Sie hatte versagt. Es war ein dumpfes und beklemmendes Gefühl, das sich nach und nach in ihr ausbreitete und schlussendlich ihren ganzen Körper erfüllte. Am Ende waren ihre Mühen umsonst gewesen. Am Ende hatte sie niemanden gerettet. Am Ende hatte sie nicht zu sich selbst gefunden; bloß zu der ernüchternden Erkenntnis, dass in der Welt, in die sie hineingeboren worden war, die Unterdrückten weniger geschenkt bekamen als sich die Unterdrücker einfach nahmen.

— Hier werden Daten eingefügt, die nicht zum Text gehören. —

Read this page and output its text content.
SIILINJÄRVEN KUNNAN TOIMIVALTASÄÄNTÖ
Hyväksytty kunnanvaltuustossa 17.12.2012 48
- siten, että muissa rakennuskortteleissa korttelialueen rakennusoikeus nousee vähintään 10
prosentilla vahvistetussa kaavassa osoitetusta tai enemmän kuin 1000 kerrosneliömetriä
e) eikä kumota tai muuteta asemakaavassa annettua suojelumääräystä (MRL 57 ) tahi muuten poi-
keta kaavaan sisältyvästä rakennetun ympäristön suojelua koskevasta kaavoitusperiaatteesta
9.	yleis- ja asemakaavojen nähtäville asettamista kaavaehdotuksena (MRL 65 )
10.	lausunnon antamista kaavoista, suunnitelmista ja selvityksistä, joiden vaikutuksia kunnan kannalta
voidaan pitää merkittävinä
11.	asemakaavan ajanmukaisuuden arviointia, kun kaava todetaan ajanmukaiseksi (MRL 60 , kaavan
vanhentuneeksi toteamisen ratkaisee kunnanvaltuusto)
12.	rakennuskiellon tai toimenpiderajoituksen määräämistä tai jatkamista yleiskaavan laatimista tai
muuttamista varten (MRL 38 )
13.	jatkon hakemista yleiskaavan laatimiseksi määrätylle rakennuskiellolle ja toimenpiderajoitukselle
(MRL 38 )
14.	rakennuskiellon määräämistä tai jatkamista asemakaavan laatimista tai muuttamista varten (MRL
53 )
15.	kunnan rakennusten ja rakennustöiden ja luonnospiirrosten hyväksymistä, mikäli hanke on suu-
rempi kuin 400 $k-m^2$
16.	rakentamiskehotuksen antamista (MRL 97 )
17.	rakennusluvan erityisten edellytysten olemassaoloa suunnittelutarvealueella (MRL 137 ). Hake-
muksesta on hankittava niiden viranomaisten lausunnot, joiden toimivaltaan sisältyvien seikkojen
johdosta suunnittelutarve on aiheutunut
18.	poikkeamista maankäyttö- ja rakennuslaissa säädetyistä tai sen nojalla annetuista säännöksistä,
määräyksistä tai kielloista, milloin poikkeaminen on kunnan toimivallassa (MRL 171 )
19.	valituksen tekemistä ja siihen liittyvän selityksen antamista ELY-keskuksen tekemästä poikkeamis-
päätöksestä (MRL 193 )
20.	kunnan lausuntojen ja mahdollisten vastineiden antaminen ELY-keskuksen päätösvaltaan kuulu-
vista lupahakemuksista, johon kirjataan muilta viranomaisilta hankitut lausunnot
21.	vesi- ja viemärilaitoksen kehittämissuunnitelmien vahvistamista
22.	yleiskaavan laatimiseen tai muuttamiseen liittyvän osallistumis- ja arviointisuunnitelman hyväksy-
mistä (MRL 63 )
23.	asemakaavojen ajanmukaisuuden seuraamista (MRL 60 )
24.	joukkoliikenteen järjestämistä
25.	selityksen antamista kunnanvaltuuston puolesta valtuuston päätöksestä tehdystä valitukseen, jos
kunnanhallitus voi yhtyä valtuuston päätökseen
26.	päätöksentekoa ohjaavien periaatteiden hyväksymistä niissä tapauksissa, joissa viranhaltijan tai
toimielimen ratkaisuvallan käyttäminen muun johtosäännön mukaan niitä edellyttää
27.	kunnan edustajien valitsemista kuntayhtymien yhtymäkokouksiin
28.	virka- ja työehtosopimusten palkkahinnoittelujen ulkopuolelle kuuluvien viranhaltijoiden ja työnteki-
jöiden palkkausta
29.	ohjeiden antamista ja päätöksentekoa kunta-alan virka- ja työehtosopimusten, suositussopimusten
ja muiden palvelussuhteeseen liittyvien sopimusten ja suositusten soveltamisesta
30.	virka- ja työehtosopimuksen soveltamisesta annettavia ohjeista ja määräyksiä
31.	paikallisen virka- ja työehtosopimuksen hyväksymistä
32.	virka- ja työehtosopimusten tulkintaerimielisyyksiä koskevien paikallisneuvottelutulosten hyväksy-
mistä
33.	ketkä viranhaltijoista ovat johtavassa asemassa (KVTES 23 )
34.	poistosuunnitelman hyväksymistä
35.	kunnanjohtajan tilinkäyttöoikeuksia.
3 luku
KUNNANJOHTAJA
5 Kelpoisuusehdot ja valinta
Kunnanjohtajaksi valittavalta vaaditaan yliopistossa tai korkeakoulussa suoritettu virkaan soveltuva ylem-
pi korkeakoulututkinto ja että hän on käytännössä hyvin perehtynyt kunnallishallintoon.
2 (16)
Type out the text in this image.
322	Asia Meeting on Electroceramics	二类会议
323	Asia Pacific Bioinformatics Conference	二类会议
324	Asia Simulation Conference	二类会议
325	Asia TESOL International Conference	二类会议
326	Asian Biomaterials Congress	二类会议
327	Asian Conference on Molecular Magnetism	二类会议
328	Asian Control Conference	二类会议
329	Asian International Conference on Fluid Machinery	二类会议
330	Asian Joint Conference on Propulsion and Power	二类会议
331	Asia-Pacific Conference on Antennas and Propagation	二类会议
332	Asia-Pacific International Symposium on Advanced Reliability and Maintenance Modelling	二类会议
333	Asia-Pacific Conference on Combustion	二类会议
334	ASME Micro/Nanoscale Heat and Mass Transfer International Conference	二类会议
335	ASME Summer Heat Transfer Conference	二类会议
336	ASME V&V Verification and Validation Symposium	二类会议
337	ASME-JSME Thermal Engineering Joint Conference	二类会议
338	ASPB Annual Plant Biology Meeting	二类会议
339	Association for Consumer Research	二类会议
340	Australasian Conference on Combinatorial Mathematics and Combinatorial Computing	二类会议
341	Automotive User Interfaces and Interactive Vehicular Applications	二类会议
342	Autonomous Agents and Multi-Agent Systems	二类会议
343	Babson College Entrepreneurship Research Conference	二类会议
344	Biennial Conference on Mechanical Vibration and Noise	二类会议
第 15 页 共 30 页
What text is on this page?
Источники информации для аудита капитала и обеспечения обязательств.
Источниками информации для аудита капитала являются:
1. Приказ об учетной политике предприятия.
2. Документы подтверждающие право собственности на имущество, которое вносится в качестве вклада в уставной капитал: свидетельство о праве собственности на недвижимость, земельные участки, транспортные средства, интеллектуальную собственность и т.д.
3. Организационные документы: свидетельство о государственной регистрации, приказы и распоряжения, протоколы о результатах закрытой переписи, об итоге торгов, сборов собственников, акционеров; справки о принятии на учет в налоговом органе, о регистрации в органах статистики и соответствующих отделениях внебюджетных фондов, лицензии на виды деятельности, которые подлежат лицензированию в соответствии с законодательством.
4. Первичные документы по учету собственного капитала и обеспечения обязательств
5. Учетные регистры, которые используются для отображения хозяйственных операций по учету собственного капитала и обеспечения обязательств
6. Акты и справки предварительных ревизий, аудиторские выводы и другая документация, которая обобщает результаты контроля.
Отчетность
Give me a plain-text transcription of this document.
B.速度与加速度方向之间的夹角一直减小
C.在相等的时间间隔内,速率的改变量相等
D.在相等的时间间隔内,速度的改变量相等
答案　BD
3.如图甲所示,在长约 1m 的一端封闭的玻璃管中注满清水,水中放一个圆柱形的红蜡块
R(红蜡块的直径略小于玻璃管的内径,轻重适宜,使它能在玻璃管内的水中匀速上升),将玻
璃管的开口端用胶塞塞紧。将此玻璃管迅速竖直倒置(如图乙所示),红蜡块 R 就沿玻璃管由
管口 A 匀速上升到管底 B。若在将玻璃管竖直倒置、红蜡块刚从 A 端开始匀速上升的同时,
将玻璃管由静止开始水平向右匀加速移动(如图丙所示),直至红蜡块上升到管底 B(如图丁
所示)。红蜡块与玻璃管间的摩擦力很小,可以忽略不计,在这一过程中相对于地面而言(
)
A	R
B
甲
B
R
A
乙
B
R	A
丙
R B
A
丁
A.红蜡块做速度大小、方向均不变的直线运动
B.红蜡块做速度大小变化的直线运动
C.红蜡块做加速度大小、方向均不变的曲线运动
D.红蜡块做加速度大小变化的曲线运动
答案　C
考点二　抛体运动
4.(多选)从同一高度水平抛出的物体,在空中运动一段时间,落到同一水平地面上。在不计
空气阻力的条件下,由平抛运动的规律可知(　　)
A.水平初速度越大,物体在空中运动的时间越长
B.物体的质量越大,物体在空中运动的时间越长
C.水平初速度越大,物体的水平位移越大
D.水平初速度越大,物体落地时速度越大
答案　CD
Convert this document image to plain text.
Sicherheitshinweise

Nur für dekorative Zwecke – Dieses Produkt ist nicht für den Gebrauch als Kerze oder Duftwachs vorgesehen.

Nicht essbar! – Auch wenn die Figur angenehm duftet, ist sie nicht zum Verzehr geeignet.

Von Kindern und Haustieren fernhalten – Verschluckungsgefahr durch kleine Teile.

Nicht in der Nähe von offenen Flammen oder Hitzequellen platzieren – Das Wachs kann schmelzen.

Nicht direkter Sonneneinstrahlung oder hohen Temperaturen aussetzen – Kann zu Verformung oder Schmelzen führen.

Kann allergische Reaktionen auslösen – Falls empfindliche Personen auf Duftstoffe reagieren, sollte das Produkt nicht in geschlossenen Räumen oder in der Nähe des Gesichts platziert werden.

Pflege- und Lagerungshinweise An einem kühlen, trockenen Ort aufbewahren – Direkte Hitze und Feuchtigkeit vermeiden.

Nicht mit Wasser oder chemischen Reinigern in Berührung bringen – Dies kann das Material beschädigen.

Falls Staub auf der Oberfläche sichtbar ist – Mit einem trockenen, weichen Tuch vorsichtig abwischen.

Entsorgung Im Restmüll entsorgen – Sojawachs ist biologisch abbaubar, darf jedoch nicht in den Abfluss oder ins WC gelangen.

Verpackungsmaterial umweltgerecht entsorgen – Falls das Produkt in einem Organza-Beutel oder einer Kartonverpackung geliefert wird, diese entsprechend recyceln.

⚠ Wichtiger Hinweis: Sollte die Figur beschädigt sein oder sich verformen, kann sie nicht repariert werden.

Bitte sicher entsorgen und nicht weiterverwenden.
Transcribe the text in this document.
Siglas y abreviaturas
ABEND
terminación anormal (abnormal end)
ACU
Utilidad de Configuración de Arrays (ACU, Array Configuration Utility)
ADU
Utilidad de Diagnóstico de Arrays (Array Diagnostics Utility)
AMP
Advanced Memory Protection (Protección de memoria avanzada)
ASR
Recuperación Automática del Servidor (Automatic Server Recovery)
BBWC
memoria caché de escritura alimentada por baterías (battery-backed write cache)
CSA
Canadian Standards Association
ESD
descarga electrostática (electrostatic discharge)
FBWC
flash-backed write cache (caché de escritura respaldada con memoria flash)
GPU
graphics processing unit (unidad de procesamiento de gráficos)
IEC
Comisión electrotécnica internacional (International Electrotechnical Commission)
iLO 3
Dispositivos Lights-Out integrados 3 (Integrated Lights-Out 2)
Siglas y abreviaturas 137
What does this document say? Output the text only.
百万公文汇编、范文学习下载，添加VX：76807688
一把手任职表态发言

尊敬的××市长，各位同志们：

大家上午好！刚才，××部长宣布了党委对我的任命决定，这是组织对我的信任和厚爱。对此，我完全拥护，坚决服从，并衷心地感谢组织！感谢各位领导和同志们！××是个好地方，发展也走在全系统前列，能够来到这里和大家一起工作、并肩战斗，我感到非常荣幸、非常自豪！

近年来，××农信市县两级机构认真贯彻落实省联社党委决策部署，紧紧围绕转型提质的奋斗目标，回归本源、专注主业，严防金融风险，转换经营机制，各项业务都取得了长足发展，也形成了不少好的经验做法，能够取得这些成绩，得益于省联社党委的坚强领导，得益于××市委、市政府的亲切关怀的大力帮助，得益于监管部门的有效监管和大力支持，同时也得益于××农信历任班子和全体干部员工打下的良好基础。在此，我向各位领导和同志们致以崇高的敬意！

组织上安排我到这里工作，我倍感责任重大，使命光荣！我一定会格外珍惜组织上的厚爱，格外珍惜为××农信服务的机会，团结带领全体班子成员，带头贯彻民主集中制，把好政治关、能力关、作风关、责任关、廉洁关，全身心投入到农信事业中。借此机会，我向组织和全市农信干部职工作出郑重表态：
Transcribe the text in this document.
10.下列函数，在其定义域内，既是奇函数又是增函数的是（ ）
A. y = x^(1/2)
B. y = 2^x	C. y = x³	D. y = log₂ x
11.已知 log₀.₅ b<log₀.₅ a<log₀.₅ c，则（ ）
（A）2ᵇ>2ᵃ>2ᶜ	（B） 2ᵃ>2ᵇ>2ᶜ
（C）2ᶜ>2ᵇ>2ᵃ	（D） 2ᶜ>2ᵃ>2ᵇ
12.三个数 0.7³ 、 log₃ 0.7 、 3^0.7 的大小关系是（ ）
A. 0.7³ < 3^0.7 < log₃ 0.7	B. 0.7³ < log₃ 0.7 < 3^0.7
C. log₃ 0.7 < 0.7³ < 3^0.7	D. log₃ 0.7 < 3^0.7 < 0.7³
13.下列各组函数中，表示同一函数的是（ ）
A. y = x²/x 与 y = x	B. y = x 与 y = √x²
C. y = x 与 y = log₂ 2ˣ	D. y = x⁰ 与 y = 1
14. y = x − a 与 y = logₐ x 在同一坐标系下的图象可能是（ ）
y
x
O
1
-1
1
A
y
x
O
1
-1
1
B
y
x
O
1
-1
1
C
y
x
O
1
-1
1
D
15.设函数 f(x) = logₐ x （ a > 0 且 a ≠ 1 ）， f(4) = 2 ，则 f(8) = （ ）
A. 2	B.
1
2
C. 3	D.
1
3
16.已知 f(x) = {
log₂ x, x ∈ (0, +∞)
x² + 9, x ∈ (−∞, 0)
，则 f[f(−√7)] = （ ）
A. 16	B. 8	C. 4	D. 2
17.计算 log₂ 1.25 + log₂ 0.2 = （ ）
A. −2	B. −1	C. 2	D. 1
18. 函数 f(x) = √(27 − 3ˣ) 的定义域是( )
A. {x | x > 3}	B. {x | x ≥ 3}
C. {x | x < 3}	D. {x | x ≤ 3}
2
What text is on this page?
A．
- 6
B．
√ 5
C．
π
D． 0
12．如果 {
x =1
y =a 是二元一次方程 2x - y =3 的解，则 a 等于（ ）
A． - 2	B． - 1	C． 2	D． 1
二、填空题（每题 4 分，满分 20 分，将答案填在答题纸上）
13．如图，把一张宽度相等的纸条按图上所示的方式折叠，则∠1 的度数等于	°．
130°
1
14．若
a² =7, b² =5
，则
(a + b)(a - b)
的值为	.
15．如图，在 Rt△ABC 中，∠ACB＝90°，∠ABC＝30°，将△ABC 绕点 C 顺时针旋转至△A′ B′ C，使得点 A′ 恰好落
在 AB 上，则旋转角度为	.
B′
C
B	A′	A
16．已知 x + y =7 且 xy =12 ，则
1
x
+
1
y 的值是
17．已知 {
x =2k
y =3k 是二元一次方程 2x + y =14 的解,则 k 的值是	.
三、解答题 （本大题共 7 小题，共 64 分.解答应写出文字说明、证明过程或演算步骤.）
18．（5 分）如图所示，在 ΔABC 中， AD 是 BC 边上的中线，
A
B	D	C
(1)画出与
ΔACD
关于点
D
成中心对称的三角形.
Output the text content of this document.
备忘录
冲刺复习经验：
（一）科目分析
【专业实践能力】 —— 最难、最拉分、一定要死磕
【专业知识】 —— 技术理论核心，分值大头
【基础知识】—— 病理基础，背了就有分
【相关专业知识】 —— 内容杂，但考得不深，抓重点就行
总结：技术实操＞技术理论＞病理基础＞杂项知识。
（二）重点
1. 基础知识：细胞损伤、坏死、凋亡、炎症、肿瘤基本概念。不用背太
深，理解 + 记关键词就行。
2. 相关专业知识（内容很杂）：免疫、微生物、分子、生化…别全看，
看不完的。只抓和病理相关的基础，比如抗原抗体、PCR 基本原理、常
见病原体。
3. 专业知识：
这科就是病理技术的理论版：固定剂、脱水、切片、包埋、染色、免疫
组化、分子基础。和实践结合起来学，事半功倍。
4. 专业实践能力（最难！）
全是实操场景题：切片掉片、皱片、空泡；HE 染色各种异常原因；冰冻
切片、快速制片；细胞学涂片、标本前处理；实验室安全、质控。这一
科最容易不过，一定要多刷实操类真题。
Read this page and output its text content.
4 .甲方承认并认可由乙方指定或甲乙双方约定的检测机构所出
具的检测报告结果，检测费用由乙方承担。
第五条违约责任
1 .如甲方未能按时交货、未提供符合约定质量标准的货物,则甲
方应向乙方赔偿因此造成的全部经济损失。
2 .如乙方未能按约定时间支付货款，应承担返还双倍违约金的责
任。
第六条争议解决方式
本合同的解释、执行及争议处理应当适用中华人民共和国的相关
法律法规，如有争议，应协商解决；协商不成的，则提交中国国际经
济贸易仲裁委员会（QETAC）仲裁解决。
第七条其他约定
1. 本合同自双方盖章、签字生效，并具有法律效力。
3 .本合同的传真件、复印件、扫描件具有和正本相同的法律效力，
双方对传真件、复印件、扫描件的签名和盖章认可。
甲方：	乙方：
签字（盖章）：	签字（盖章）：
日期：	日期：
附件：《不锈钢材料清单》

"Ist das hier der richtige Ort?", wollte Sergeant Reed leise wissen, als sie vor der Stahltür zum Stehen kamen.

"Ja", flüsterte Olivia kaum hörbar.

Sie trat näher an die Tür heran und legte beide Hände auf das kalte Metall. Hinter dieser Tür lag eine kleine Welt. Eine kleine Welt, aufgebaut von Händen, die Kummer und Leid erfahren hatten, aber noch immer Hoffnung und Güte in sich trugen.

"Klopf an", forderte Sergeant Reed und zog ihre Waffe.

Mike und Ruby taten es ihr gleich. Liv konnte hören, wie die Waffen entsichert wurden. Sie lehnte ihre Stirn an die Tür und schloss die Augen. Würde man ihr eines Tages verzeihen, dass sie nicht stark genug gewesen war? Würde Artemis ihr vergeben können? Olivia hatte nie verstanden, was sie in ihr gesehen hatte, als sie sie vor zwei Jahren für den Widerstand rekrutiert hatte. War sie wegen der Position ihres Originals nur ein Mittel zum Zweck gewesen oder hatte man wirklich an sie geglaubt?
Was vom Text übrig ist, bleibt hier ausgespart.